Вначале было слово! Звучало в его голове. Вот она — основа всего! Вот из неё состоит время, энергия, пространство и всё остальное! Внезапно он снова вышел в Макромир. Вокруг замелькали вселенные, планеты, атомы в кажущемся беспорядке. Теперь уже не было ни времени, ни пространства. Вернее, всё это было, но всё смешалось. Ему показалось, что он может этим всем управлять. Вот родная Земля. Сейчас она остывающая глыба, просто маленький кусок Солнца, в то же время… Хотя его нет, Времени!.. Спустя миллиарды лет та же Земля, покрытая лесами. Вот она умирающая, через очередные миллиарды лет, после вспышки Солнца сверхновой звездой. Всё это он мог наблюдать одновременно. Нет времени! И пространства в привычном понимании нет. Его так и тянуло к своей планете. Сначала он помчался в родную тундру, увидел молодого отца, себя, играющим колышками от чума, одновременно себя взрослым сильным мужчиной, в то же время дряхлым стариком… Этой картины он не выдержал. Взмахнул крыльями, отлетел подальше.

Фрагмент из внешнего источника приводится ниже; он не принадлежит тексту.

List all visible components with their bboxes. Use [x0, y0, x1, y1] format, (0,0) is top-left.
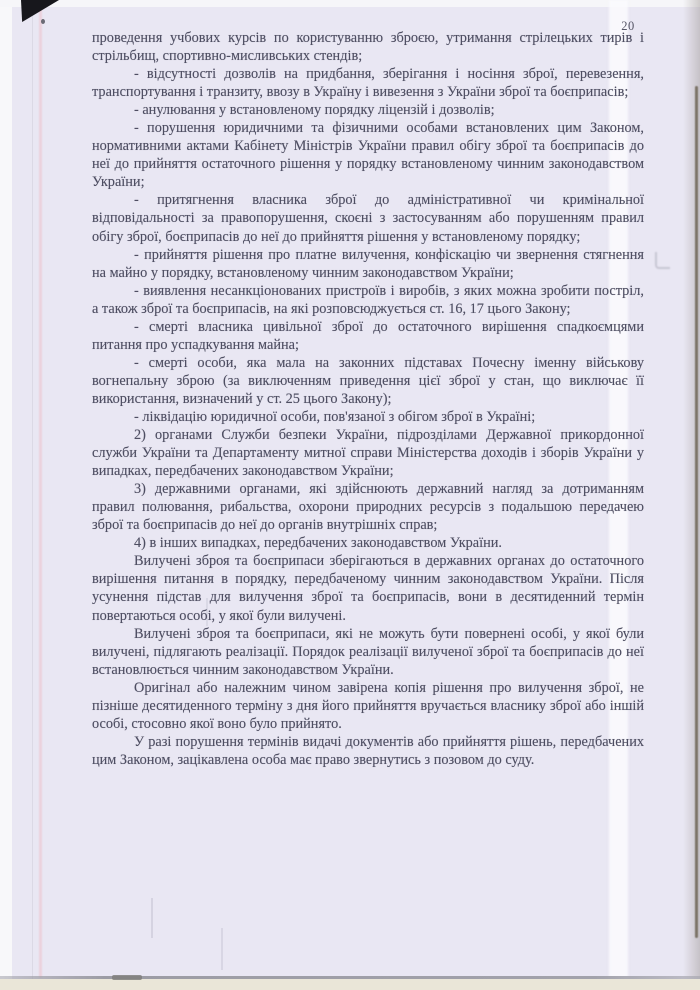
scan-left-margin-strip [0, 0, 12, 990]
paragraph: У разі порушення термінів видачі докумен… [92, 733, 644, 769]
scan-left-crease-line [32, 0, 33, 990]
scan-scratch [151, 898, 153, 938]
list-item: - відсутності дозволів на придбання, збе… [92, 65, 644, 101]
scan-scratch [221, 928, 223, 970]
bottom-edge-speck [112, 975, 142, 980]
corner-speck [41, 19, 45, 24]
scan-right-edge-line [695, 86, 698, 938]
list-item: - смерті власника цивільної зброї до ост… [92, 318, 644, 354]
paragraph: Вилучені зброя та боєприпаси зберігаютьс… [92, 552, 644, 624]
list-item: - порушення юридичними та фізичними особ… [92, 119, 644, 191]
scan-smudge [655, 252, 670, 269]
list-item: - притягнення власника зброї до адмініст… [92, 191, 644, 245]
list-item: - смерті особи, яка мала на законних під… [92, 354, 644, 408]
paragraph: Оригінал або належним чином завірена коп… [92, 679, 644, 733]
list-item: - ліквідацію юридичної особи, пов'язаної… [92, 408, 644, 426]
scan-top-edge-strip [0, 0, 700, 7]
document-body: проведення учбових курсів по користуванн… [92, 29, 644, 769]
list-item: 4) в інших випадках, передбачених законо… [92, 534, 644, 552]
list-item: 3) державними органами, які здійснюють д… [92, 480, 644, 534]
scan-left-pink-line [39, 0, 42, 978]
list-item: 2) органами Служби безпеки України, підр… [92, 426, 644, 480]
paragraph: проведення учбових курсів по користуванн… [92, 29, 644, 65]
list-item: - виявлення несанкціонованих пристроїв і… [92, 282, 644, 318]
list-item: - анулювання у встановленому порядку ліц… [92, 101, 644, 119]
list-item: - прийняття рішення про платне вилучення… [92, 246, 644, 282]
scanned-page: { "page": { "number": "20" }, "colors": … [0, 0, 700, 990]
page-bottom-band [0, 979, 700, 990]
paragraph: Вилучені зброя та боєприпаси, які не мож… [92, 625, 644, 679]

Перед ним открывалась Заря человеческой расы.
Во время очередного катаклизма — сурового похолодания довольно большая группа крупных обезьяноподобных животных решительно отказалась вымирать от холода и голода. Недостаток исчезающих фруктов она заменила мясом животных. Отсутствие когтей и клыков, столь необходимых хищникам, им заменили острые палки и камни. Залогом их выживаемости и основной чертой характера стала агрессия — важнейшее свойство охотника. Хорошо развитый мозг и стайный образ жизни помогал им координировать поведение во время охоты.
Более калорийная пища позволила освободить время для изготовления орудий убийства. Первый же камень, привязанный к палке, стал прообразом баллистических ракет с ядерными боеголовками и огромных бронированных чудовищ, способных уничтожать целые города. Всю свою историю эти существа совершенствовали своё оружие, обожали и боготворили его, хвастались им друг перед другом, вешали на стены, награждали им друг друга. Это было для них обычным явлением. Предметы, созданные для убийства, окружали их всю жизнь, от детских игрушек до погребения важных персон с мечами и прочей амуницией.
Овладение огнём и использование шкур животных способствовало их расселению по всей планете. Везде они делали оружие и убивали, убивали. Они назвали себя людьми или человечеством и основали цивилизацию, в основу которой положили оружие и убийство. Со временем люди объединялись в племена, народы, образовывали государства. Основой государств было насилие, звериная жестокость. Шаману видно было, как агрессия охватывала огромные скопления людей, затмевая разум. Разрушать и убивать! Подобные скопления выглядели сверху, как серо-бурая масса. Но на удивление среди этих шевелящихся, источающих агрессию масс то здесь, то там загорались искорки — звёздочки Добра, Созидания. Серо-бурая плесень не выносит эти звёздочки, она тает и расступается перед их светом, старается всячески утопить их в своей субстанции, но те упрямо загораются снова и снова.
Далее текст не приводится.